A incidência de AVC em mulheres jovens tem aumentado bastante pelo uso do anticoncepcional aliado ao tabagismo. De acordo com a médica, outros medicamentos também podem ser indutores de um processo isquêmico ou hemorrágico, como remédios para emagrecer, que podem produzir uma alteração na estrutura vascular. Os sintomas de um AVC vão desde dores de cabeça até uma síncope, um desmaio, paralisia de um lado do corpo, problemas de fala ou alteração de memória, entre outros.

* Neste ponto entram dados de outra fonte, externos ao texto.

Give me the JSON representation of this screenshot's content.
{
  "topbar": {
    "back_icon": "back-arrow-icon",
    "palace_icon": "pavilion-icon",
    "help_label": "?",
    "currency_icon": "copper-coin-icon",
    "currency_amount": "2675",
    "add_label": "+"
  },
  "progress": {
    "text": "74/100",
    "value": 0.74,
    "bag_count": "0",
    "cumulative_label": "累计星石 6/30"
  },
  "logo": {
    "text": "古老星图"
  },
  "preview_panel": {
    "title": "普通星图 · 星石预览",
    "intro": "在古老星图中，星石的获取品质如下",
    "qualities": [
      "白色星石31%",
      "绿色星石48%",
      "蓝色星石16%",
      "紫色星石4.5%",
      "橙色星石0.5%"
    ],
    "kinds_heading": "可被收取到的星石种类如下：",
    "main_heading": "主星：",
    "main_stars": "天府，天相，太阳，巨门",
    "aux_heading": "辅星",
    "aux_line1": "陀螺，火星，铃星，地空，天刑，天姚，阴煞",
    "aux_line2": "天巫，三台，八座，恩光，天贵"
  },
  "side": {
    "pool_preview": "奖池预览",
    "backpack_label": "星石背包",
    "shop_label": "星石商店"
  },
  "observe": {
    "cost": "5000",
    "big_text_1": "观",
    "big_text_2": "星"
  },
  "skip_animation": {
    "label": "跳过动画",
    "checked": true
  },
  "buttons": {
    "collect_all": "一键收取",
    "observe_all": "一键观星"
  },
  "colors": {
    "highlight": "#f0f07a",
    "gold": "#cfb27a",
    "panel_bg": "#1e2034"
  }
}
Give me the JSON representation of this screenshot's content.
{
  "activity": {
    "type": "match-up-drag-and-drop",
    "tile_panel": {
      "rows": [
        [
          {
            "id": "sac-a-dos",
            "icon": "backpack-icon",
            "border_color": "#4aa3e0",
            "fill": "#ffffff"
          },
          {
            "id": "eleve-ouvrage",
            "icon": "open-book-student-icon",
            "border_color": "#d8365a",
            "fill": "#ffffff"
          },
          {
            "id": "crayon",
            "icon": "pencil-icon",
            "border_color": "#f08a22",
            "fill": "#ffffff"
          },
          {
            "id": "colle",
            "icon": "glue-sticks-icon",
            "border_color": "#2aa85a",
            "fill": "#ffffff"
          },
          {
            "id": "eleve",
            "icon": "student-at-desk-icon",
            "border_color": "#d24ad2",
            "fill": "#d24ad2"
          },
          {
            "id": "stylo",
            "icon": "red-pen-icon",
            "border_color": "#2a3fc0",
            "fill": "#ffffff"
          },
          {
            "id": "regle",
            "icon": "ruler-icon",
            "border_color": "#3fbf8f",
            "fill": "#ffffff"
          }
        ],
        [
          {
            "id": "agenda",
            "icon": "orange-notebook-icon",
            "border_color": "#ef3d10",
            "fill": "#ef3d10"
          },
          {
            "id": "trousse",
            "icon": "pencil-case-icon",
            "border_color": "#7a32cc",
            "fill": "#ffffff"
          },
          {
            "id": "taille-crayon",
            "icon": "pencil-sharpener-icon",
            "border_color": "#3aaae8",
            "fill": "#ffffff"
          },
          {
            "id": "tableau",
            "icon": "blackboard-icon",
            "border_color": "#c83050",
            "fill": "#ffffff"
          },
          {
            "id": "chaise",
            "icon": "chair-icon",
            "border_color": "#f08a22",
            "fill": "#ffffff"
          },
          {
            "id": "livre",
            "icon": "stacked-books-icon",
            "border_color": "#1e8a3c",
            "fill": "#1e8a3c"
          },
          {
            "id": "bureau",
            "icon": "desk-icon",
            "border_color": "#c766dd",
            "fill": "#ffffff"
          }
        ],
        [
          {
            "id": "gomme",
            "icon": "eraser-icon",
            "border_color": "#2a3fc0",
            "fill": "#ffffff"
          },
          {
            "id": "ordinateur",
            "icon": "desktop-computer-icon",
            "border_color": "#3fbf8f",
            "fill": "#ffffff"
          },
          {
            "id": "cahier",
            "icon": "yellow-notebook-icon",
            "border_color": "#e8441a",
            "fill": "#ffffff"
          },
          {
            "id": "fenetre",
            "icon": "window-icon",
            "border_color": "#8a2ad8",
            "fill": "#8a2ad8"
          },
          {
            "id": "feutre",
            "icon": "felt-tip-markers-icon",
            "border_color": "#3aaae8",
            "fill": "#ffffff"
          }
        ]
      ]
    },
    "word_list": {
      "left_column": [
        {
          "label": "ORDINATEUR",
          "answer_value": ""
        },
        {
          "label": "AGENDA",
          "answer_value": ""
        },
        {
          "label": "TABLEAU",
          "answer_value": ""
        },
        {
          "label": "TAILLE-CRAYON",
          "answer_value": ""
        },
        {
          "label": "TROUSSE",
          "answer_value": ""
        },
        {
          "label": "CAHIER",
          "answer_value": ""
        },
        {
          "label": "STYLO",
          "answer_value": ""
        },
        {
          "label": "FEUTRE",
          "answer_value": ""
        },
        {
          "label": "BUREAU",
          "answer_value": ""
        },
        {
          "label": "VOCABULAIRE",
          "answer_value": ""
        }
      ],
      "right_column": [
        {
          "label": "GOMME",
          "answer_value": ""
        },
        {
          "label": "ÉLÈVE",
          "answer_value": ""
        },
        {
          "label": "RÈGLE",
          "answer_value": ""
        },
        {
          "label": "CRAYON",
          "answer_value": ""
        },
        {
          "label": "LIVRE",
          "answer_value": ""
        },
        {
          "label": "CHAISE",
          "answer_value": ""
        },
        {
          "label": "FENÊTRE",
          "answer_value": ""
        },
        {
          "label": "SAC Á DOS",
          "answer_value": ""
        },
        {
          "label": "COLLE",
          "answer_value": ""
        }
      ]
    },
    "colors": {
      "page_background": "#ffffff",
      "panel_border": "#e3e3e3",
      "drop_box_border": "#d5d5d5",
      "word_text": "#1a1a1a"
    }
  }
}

Dra. Amabile afirma que "no diagnóstico clínico, o médico verifica se há perda muscular de um lado, paralisia da área afetada, alteração da parte visual, ou mesmo, confusão mental. Posteriormente, exames de imagem devem ser realizados para a confirmação do diagnóstico do AVC."

Segundo a geriatra, o AVC é um processo isquêmico similar ao infarto do coração, só que ele acontece no cérebro. Idosos, por exemplo, merecem atenção especial, pois os sintomas do AVC se confundem com características da idade, então eles já estão um pouco mais confusos, começam a ficar mais quietos e quando os familiares se dão conta, ele pode estar com o AVC instalado há dois ou três dias. "Os idosos são mais propensos a terem um AVC justamente por muitos terem doença aterosclerótica. As artérias são mais velhas e a mobilidade delas já não é a mesma e os mecanismos compensatórios circulatórios não existem mais", comenta Dra. Amabile.

Para prevenir o AVC, a especialista recomenda evitar as doenças de base, como hipertensão, diabetes, doenças cardíacas, tabagismo, sedentarismo e o uso de medicamentos que podem levar a um processo isquêmico. "O tratamento do AVC pode ser realizado na fase aguda da doença, assim como a indicação de medicamentos na fase posterior. Também podemos trabalhar na reabilitação das sequelas que o AVC pode deixar. O primeiro passo é controlar a doença de base para eliminar o risco de um segundo AVC. O segundo passo é realizar a reabilitação por meio de fisioterapia, terapia ocupacional e fonoaudiologia, oferecidas, por exemplo, na Clínica Sainte Marie", alerta a especialista.